Demande son rendement à n'importe quel investisseur, il te répond en une seconde. Demande-lui la volatilité de son portefeuille, son pire drawdown ou son ratio de Sharpe : silence. Pourtant, ces chiffres décrivent la seule chose qui fera échouer ou réussir sa stratégie : sa capacité à la tenir quand ça secoue.
Cet article complète le duo allocation d'actifs et rééquilibrage en leur ajoutant l'étage quantitatif : les quatre mesures de risque des professionnels, comment les estimer pour ton propre portefeuille, et surtout comment les utiliser pour prendre de meilleures décisions.

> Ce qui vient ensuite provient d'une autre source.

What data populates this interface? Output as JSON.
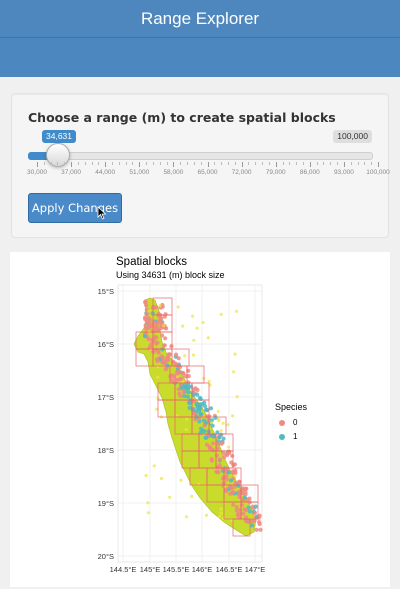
{
  "navbar": {
    "title": "Range Explorer"
  },
  "controls": {
    "label": "Choose a range (m) to create spatial blocks",
    "slider": {
      "value_label": "34,631",
      "max_label": "100,000",
      "tick_labels": [
        "30,000",
        "37,000",
        "44,000",
        "51,000",
        "58,000",
        "65,000",
        "72,000",
        "79,000",
        "86,000",
        "93,000",
        "100,000"
      ]
    },
    "apply_button": "Apply Changes"
  },
  "plot": {
    "title": "Spatial blocks",
    "subtitle": "Using 34631 (m) block size",
    "y_ticks": [
      "15°S",
      "16°S",
      "17°S",
      "18°S",
      "19°S",
      "20°S"
    ],
    "x_ticks": [
      "144.5°E",
      "145°E",
      "145.5°E",
      "146°E",
      "146.5°E",
      "147°E"
    ],
    "legend": {
      "title": "Species",
      "items": [
        {
          "label": "0",
          "color": "#f08a80"
        },
        {
          "label": "1",
          "color": "#4fbac6"
        }
      ]
    },
    "colors": {
      "land": "#c9dc2e",
      "species0": "#f08a80",
      "species1": "#4fbac6",
      "block": "#e8636a"
    }
  }
}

- Le rendement ne veut rien dire tout seul
- La volatilité : l'unité de mesure du risque
- Le max drawdown : la mesure de la douleur
- Le ratio de Sharpe : la qualité du rendement
- La corrélation : le seul repas gratuit
- Mini-outil : le profil de risque de ton allocation
- Piloter le risque en pratique
- Questions fréquentes
Le rendement ne veut rien dire tout seul
Deux portefeuilles affichent 8 % par an sur dix ans. Le premier a oscillé tranquillement entre −5 % et +20 % selon les années. Le second a fait +60 %, puis −45 %, puis +70 %. Même rendement final sur le papier, mais pas le même investissement : le second a exigé de survivre à une division par deux du capital sans craquer, et la quasi-totalité de ses détenteurs réels ont vendu en route.
C'est le concept central de cet article : le rendement que tu obtiendras n'est pas celui de ton portefeuille, c'est celui que ton comportement te laissera capturer. Et ton comportement dépend directement du niveau de secousses. Mesurer le risque, ce n'est donc pas un exercice de matheux : c'est estimer à l'avance si TU tiendras. Le célèbre "behavior gap" (les 4 à 5 points de rendement annuel que l'investisseur moyen perd par ses achats-ventes émotionnels, documenté dans l'article sur la psychologie de l'investisseur) n'est rien d'autre qu'un problème de risque mal calibré au départ.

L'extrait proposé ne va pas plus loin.